Tell us about yourself.
Odom–Thomas: I grew up in Yorktown, VA, and have a long history of coming to Charlottesville as my extended family lives just over the mountain. We would visit all the time since I was a child. But I came to live in Charlottesville for the first time as a first-year student in Fall 2021.
How did you get interested in majoring in Environment, International policy, and Korean?
Odom–Thomas: Korean came from a long-time interest in the culture. I was first exposed to it growing up, as there was a Korean woman in my neighborhood. I would visit her often to talk to her and to eat her homemade food, especially kimchi.
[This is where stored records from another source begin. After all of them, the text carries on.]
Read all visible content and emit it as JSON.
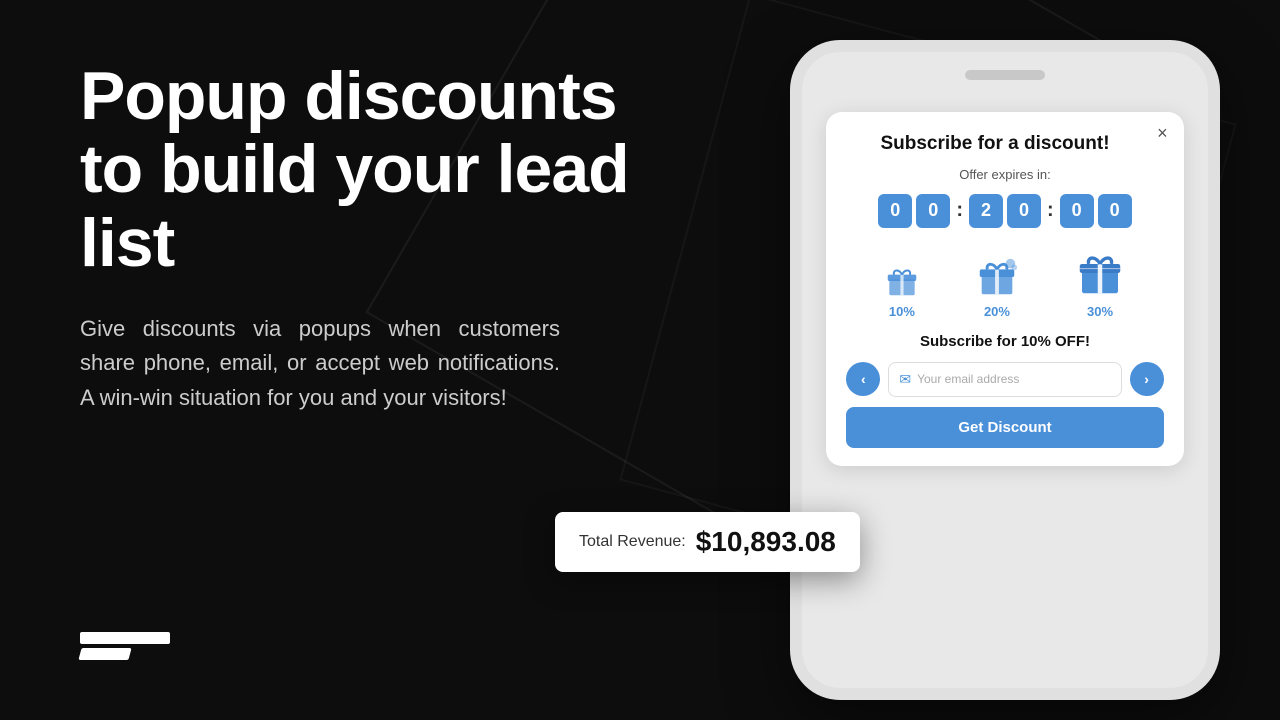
{
  "background": {
    "color": "#0d0d0d"
  },
  "left": {
    "headline": "Popup discounts to build your lead list",
    "description": "Give discounts via popups when customers share phone, email, or accept web notifications. A win-win situation for you and your visitors!"
  },
  "revenue_badge": {
    "label": "Total Revenue:",
    "amount": "$10,893.08"
  },
  "logo": {
    "alt": "Brand logo"
  },
  "popup": {
    "title": "Subscribe for a discount!",
    "close_label": "×",
    "offer_expires": "Offer expires in:",
    "timer": {
      "digits": [
        "0",
        "0",
        "2",
        "0",
        "0",
        "0"
      ]
    },
    "gifts": [
      {
        "size": "small",
        "percent": "10%"
      },
      {
        "size": "medium",
        "percent": "20%"
      },
      {
        "size": "large",
        "percent": "30%"
      }
    ],
    "subscribe_text": "Subscribe for 10% OFF!",
    "email_placeholder": "Your email address",
    "get_discount_label": "Get Discount",
    "nav_left": "‹",
    "nav_right": "›"
  }
}
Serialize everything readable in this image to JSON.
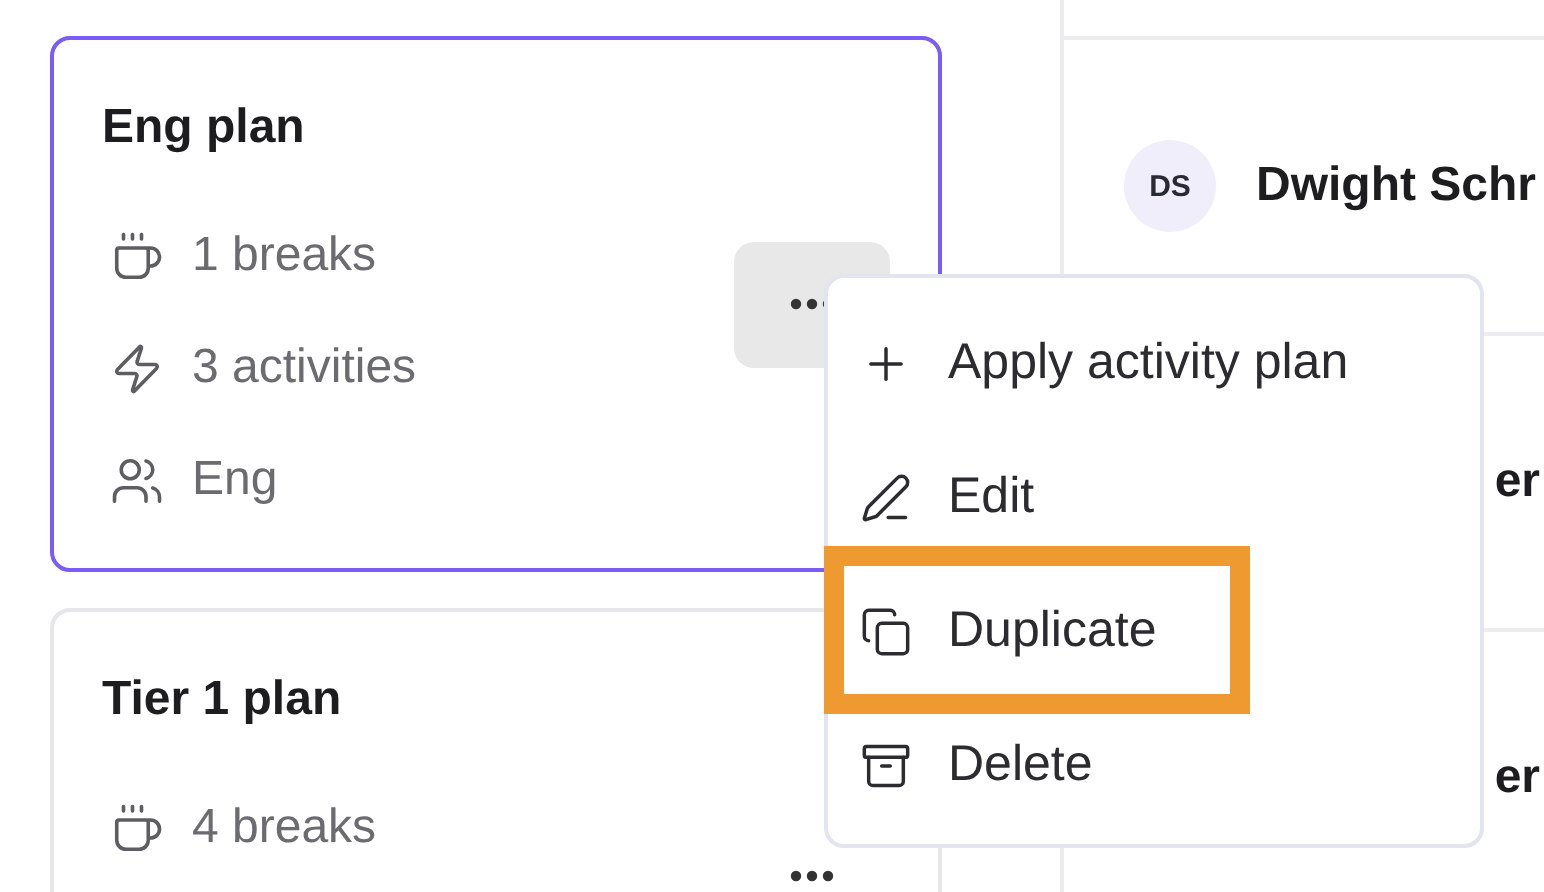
{
  "plans": [
    {
      "title": "Eng plan",
      "selected": true,
      "menu_open": true,
      "stats": [
        {
          "kind": "breaks",
          "text": "1 breaks"
        },
        {
          "kind": "activities",
          "text": "3 activities"
        },
        {
          "kind": "team",
          "text": "Eng"
        }
      ]
    },
    {
      "title": "Tier 1 plan",
      "selected": false,
      "menu_open": false,
      "stats": [
        {
          "kind": "breaks",
          "text": "4 breaks"
        }
      ]
    }
  ],
  "people": [
    {
      "avatar": "DS",
      "name": "Dwight Schr"
    },
    {
      "name": "er"
    },
    {
      "name": "er"
    }
  ],
  "menu": {
    "items": [
      {
        "kind": "apply",
        "label": "Apply activity plan",
        "highlighted": false
      },
      {
        "kind": "edit",
        "label": "Edit",
        "highlighted": false
      },
      {
        "kind": "duplicate",
        "label": "Duplicate",
        "highlighted": true
      },
      {
        "kind": "delete",
        "label": "Delete",
        "highlighted": false
      }
    ]
  }
}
But, as with most UVA students, the majors were part of a process of exploration and elimination.
My first year was spent taking a wide variety of courses, among which I took “Politics of East Asia” with Professor Len Schoppa who inspired me to learn more about foreign affairs and even allowed me to get involved in some of my favorite research later on in his class, “Japanese Politics”.
As for the environment, one of the first CIOs I got involved in was Growing for Change, a small CIO that works on food justice in Charlottesville by providing personal gardens to residents of lower-income communities. It put me right up in front of one of the countless pressing justice issues tied to the environment and I have been diving in to learn more ever since. Professor Phoebe Crisman who I work with at the IRC inspired me to get into Global Studies.
You are traveling soon to Korea. Tell us where you will be living and what will you do there.
Odom–Thomas: I’ll be doing an exchange program at Korea University in the city of Seoul. My main intentions are to improve my Korean language skills through daily immersion and also learn from a different perspective on topics related to my majors, particularly policy because they have specific courses like Southeast Asian politics to overarching International Environmental Politics. Korea University has some of the best researchers and educators within Korea so I am sure to learn a lot. But truly, the real learning will come from going out on my own, living off campus, within one of the largest global cities.